Song by The Kinks

from the album State of Confusion
- Released: 10 June 1983
- Recorded: January 1983 at Konk Studios, London
- Genre: Rock
- Length: 4:02
- Label: Arista
- Songwriter: Ray Davies
- Producer: Ray Davies

= Heart of Gold (The Kinks song) =

"Heart of Gold" is a song by the British rock band the Kinks. Written by Ray Davies, the song appeared on the band's 1983 album State of Confusion.

==Background==

"Heart of Gold" is an acoustic ballad in half-time. Music critic John Mendelsohn describes it as being country music-ish. Musician magazine finds the guitar work reminiscent of the Kinks earlier album Muswell Hillbillies. It was, according to Ray Davies, written about the birth of his and Pretenders front woman Chrissie Hynde's daughter, Natalie, in 1983. According to Davies, it was also inspired by a comment by Anne, Princess Royal in which she told intrusive photographers to "naff off". Davies had stated "I wrote about it imagining I was a photographer, but really it was about Chrissie having her first baby. Both she and Princess Anne seem to be quite anonymous people at times." However, Mendelsohn does not find the claim that the song was inspired by Princess Anne to be very credible. Musician describes the song's protagonist as being "tough but tender". Mendelsohn describes her as having "an abrasive exterior and a new baby daughter". The song was recorded in early 1983, at the same time as "Young Conservatives" (which precedes the song in State of Confusions running order).

==Release and reception==

"Heart of Gold" was first released as the ninth track on State of Confusion (eighth on non-cassette versions of the album). It has since appeared on compilation albums such as Come Dancing with The Kinks and Picture Book, as well as the box set The Arista Years.

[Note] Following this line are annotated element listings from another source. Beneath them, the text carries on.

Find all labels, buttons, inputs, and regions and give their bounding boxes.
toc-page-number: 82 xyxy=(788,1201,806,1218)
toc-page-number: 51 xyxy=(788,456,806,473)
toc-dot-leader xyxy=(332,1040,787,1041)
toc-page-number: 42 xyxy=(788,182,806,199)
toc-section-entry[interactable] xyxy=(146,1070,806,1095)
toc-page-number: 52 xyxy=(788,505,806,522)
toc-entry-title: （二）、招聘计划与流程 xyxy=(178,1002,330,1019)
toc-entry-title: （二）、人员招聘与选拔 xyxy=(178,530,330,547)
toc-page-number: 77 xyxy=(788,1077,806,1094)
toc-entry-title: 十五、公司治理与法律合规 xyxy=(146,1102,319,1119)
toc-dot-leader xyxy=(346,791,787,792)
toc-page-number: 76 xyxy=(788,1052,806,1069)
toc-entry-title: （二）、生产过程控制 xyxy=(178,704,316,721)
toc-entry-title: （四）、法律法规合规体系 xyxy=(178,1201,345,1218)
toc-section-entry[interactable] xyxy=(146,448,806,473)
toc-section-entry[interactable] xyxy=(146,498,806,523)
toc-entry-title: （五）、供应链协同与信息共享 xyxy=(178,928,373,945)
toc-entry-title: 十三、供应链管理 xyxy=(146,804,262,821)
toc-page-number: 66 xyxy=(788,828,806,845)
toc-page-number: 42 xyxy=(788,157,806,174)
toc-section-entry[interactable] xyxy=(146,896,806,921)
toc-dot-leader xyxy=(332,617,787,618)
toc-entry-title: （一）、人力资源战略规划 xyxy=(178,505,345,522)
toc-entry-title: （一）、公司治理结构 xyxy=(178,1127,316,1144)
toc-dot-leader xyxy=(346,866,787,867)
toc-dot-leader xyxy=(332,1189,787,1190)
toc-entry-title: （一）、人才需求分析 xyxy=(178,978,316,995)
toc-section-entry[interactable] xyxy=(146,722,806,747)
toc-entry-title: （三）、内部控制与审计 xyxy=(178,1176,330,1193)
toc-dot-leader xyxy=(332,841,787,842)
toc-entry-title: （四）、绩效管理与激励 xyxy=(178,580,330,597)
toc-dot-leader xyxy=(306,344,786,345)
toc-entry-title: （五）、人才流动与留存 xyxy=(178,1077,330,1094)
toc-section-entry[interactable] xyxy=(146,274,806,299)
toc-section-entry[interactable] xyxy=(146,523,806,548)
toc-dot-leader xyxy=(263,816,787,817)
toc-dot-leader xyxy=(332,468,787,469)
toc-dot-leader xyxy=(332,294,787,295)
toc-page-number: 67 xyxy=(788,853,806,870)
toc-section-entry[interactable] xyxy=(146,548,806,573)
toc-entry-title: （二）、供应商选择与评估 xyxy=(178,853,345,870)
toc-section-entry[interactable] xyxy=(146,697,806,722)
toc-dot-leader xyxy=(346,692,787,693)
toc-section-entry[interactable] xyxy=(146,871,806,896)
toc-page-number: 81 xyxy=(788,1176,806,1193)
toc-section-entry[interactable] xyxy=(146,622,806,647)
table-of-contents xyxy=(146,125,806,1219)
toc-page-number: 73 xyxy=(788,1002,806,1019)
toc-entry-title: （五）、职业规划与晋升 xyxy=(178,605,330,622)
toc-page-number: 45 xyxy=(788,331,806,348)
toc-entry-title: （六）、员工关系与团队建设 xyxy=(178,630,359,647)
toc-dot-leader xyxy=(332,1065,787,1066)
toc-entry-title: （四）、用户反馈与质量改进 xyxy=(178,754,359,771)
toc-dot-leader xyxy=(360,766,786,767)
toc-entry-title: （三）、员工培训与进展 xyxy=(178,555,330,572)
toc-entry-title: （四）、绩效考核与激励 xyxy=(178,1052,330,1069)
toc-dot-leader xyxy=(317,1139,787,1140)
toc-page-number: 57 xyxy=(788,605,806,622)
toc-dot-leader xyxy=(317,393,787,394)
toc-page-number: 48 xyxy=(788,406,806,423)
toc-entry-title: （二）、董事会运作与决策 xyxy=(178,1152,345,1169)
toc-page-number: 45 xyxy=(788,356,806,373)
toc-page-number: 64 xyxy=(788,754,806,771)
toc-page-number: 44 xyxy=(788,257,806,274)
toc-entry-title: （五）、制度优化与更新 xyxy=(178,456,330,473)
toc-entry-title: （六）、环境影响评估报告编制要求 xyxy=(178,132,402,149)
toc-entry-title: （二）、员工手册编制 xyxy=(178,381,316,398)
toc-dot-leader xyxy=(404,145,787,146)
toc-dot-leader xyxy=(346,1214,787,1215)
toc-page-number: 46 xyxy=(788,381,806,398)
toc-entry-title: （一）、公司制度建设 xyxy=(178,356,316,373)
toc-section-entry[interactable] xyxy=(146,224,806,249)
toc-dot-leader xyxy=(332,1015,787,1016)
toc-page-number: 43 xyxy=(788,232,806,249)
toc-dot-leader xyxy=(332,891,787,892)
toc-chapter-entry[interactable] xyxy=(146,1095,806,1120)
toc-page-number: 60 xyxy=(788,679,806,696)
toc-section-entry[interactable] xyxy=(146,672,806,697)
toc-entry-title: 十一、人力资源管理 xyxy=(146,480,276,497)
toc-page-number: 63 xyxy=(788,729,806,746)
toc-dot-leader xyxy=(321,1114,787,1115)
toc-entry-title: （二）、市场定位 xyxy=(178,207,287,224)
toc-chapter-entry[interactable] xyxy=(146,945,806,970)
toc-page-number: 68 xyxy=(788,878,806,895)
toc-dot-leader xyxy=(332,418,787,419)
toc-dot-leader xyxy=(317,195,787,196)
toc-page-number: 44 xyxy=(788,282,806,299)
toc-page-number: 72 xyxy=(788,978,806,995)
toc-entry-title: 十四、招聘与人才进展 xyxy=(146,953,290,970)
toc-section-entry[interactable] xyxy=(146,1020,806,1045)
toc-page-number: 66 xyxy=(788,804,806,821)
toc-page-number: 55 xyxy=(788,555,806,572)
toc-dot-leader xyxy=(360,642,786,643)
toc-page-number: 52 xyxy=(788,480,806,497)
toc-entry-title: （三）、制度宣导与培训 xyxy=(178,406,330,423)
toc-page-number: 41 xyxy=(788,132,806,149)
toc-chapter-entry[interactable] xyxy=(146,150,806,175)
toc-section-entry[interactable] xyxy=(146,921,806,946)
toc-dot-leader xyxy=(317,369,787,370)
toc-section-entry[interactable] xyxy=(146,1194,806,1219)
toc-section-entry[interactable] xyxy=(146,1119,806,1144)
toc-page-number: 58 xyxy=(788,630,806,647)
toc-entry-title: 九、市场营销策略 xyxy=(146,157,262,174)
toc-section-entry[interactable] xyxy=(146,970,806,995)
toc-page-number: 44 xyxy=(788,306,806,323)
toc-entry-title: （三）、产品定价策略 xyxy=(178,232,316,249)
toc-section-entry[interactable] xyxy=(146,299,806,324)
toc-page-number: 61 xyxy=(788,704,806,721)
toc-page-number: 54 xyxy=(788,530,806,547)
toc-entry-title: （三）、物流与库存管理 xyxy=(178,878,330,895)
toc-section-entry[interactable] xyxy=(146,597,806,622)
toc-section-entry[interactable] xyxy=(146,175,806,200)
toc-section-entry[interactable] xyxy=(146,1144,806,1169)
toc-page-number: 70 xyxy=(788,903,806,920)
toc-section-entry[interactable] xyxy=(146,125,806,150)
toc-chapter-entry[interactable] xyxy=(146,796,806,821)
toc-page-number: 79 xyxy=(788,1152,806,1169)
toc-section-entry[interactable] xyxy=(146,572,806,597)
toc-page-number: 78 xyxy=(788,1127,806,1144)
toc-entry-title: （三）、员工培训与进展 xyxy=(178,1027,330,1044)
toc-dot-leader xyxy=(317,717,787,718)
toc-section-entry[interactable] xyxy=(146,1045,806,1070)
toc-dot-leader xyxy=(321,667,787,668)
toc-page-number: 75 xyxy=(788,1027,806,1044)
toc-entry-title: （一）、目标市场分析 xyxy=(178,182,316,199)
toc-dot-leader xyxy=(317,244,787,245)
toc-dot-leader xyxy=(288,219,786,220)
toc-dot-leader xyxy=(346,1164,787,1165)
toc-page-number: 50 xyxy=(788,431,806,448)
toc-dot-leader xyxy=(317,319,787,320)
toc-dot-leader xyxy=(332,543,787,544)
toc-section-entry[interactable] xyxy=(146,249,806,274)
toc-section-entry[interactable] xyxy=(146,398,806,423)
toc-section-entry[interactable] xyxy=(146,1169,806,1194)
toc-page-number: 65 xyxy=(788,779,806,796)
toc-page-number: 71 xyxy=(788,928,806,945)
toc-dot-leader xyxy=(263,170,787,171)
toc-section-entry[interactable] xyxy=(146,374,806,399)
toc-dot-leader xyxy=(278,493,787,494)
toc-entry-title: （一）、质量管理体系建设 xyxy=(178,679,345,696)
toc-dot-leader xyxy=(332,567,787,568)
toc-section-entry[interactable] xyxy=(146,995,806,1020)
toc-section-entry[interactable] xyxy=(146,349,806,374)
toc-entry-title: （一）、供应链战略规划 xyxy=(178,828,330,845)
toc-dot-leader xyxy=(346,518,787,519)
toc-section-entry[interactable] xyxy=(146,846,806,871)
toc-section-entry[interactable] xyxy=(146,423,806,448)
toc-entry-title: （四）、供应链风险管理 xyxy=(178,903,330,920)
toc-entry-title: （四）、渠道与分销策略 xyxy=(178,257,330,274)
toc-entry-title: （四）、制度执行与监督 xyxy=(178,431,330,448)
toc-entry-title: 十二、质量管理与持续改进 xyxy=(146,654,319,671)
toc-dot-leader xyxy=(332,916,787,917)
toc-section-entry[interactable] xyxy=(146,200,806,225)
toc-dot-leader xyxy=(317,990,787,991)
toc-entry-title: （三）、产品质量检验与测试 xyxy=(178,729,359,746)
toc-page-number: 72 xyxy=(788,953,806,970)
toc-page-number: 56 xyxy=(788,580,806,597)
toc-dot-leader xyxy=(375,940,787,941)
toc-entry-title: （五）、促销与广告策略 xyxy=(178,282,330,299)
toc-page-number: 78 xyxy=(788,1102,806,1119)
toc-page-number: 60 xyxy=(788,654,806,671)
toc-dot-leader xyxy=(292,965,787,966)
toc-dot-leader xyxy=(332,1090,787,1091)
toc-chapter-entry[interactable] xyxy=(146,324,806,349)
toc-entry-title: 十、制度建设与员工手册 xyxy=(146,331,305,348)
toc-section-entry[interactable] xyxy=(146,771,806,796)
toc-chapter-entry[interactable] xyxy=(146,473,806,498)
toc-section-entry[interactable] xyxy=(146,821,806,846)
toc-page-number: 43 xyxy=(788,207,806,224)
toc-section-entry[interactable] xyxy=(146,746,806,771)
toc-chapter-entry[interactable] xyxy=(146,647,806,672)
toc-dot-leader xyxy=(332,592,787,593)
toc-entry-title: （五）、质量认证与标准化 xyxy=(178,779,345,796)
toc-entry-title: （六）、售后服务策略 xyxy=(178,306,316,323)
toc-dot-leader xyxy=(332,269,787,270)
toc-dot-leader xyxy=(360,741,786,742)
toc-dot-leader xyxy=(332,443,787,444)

The song was cited as a highlight from State of Confusion by AllMusic critic Stephen Thomas Erlewine, who also described it as "charming". Musician also found it to be one of the "best moments" from the album. Music critic John Mendelsohn claimed that "in a better world, 'Heart of Gold'...would have been an even bigger hit than 'Come Dancing.'" Mendelsohn particularly praised the "bright acoustic guitars and grin-inducing Davies brothers harmonies on the choruses".